Jones is "very robust" although "on the downhill slope" due to dementia, according to his friend and colleague Michael Palin. Jones was diagnosed in 2015 with a form of dementia that impairs the ability to speak.

"I go and see him and the great satisfaction is just to get a reaction; sadly, he doesn't speak much. But I read him some stuff that we'd written together a long, long time ago and Terry actually started to laugh at it, and he laughed only at the bits that he'd written," Palin recalled in a recent interview with The Associated Press.

"Life of Brian," which Jones directed, is being feted with a worldwide re-release today. It is among the group's revered 45 TV comedy episodes, five films and a blockbuster Broadway musical.

When "Life of Brian" came out four decades ago, it was a huge hit, but also stirred controversy because of its plotline: It was about a man named Brian Cohen who was born in the stables next to Jesus and mistaken for the Messiah. Palin played Pontius Pilate with a speech impediment.

"We didn't get death threats, we just got people who were deeply, deeply offended by what we'd done," said Palin.

"Yes, the right-wing militias weren't as strong in those days," added troupe member Terry Gilliam.

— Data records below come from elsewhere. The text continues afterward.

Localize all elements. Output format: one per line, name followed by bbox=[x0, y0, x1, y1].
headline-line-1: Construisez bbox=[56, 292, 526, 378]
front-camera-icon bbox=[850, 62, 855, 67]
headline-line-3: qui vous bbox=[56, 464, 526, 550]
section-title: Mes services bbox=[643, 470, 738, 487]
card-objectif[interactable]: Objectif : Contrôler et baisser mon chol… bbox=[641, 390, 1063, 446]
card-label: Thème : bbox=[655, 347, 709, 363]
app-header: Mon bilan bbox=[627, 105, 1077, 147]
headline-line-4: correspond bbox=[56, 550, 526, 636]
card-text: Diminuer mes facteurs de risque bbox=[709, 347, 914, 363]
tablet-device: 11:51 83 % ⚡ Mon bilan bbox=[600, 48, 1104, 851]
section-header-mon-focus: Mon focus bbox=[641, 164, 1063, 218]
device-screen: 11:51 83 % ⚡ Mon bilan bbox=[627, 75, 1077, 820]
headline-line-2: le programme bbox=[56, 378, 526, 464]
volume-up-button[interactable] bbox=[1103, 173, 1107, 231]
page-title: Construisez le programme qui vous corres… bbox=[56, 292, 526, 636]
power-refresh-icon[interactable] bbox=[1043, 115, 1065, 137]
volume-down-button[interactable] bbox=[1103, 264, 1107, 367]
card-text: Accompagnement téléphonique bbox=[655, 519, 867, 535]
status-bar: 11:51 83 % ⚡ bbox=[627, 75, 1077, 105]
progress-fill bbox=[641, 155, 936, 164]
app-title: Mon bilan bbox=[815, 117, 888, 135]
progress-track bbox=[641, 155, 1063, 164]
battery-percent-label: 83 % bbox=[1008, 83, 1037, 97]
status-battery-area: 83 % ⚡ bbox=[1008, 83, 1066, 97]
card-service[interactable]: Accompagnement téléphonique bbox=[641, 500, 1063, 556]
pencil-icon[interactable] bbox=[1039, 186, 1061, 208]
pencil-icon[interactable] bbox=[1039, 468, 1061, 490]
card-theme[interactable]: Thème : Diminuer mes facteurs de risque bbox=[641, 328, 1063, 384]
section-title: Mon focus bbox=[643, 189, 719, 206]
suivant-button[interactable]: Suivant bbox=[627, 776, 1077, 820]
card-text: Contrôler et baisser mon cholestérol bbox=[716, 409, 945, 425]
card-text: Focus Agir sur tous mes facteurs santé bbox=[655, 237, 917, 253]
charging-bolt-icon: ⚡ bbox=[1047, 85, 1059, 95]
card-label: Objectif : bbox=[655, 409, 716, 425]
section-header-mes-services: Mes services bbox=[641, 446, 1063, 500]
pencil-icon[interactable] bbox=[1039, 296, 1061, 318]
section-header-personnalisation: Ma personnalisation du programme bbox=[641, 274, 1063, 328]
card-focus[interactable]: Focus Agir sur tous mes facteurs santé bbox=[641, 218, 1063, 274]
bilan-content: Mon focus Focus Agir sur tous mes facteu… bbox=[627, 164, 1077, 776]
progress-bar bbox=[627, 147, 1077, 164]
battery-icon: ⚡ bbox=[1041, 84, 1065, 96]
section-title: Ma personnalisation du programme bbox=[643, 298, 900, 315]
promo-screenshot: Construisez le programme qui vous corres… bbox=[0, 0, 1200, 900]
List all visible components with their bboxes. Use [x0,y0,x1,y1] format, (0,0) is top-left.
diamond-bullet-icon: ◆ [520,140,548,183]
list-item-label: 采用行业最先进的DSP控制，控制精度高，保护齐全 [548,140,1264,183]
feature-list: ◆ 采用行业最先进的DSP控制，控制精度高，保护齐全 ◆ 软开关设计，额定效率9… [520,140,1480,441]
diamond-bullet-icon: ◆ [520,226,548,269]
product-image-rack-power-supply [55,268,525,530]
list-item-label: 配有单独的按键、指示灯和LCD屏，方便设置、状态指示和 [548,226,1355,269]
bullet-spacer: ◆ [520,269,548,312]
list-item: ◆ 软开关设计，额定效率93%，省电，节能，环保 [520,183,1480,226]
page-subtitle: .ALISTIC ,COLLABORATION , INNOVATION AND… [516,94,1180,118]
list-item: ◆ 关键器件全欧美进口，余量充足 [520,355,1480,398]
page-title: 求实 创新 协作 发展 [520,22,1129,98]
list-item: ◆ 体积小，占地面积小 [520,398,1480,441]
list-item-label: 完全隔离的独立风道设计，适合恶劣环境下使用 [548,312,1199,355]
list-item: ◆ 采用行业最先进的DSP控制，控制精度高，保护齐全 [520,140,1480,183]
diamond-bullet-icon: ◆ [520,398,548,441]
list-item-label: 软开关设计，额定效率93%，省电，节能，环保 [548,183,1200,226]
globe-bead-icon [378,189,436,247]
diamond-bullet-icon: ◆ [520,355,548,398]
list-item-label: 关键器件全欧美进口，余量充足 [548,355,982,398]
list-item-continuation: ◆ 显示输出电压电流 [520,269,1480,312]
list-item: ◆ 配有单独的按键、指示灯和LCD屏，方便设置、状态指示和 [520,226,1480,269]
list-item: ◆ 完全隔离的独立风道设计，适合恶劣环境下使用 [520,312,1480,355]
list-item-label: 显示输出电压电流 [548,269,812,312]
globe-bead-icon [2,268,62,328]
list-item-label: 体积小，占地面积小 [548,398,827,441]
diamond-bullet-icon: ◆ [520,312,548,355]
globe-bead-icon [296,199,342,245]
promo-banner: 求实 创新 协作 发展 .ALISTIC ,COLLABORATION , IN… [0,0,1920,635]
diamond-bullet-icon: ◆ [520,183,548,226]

Palin recalls the film was actually banned from a town called Aberystwyth in Wales until 2008.

"Then Aberystwyth elected a new mayor, and the mayor they elected was Sue Jones-Davies, who played Brian's girlfriend, romping around in the nude. She was mayor of Aberystwyth and the first thing she said was, 'We're going to release this film in Aberystwyth,'" he recalled. "It was only shown for one night."

Gilliam, 68, and Palin, 65, are also relishing the continued cultural relevance of sketches they wrote in their youth.

Dutch Prime Minister Mark Rutte recently likened British Prime Minister Theresa May, mired in Brexit, to the Black Knight (played by John Cleese in the film "Monty Python and the Holy Grail") who refuses to admit defeat despite losing all his limbs in a fight with King Arthur.

"I mean Python's had quite a resurgence owing to politics recently," said Palin, who added that "a Python situation" now is a synonym for "ridiculous."

Gilliam welcomed the attention, adding it was much needed now.

"People seem to be frightened of laughing at things, or especially to laugh at themselves, and that's what really worries me," he said. "If we can't appreciate the utter absurdity of us as a species, we're dead."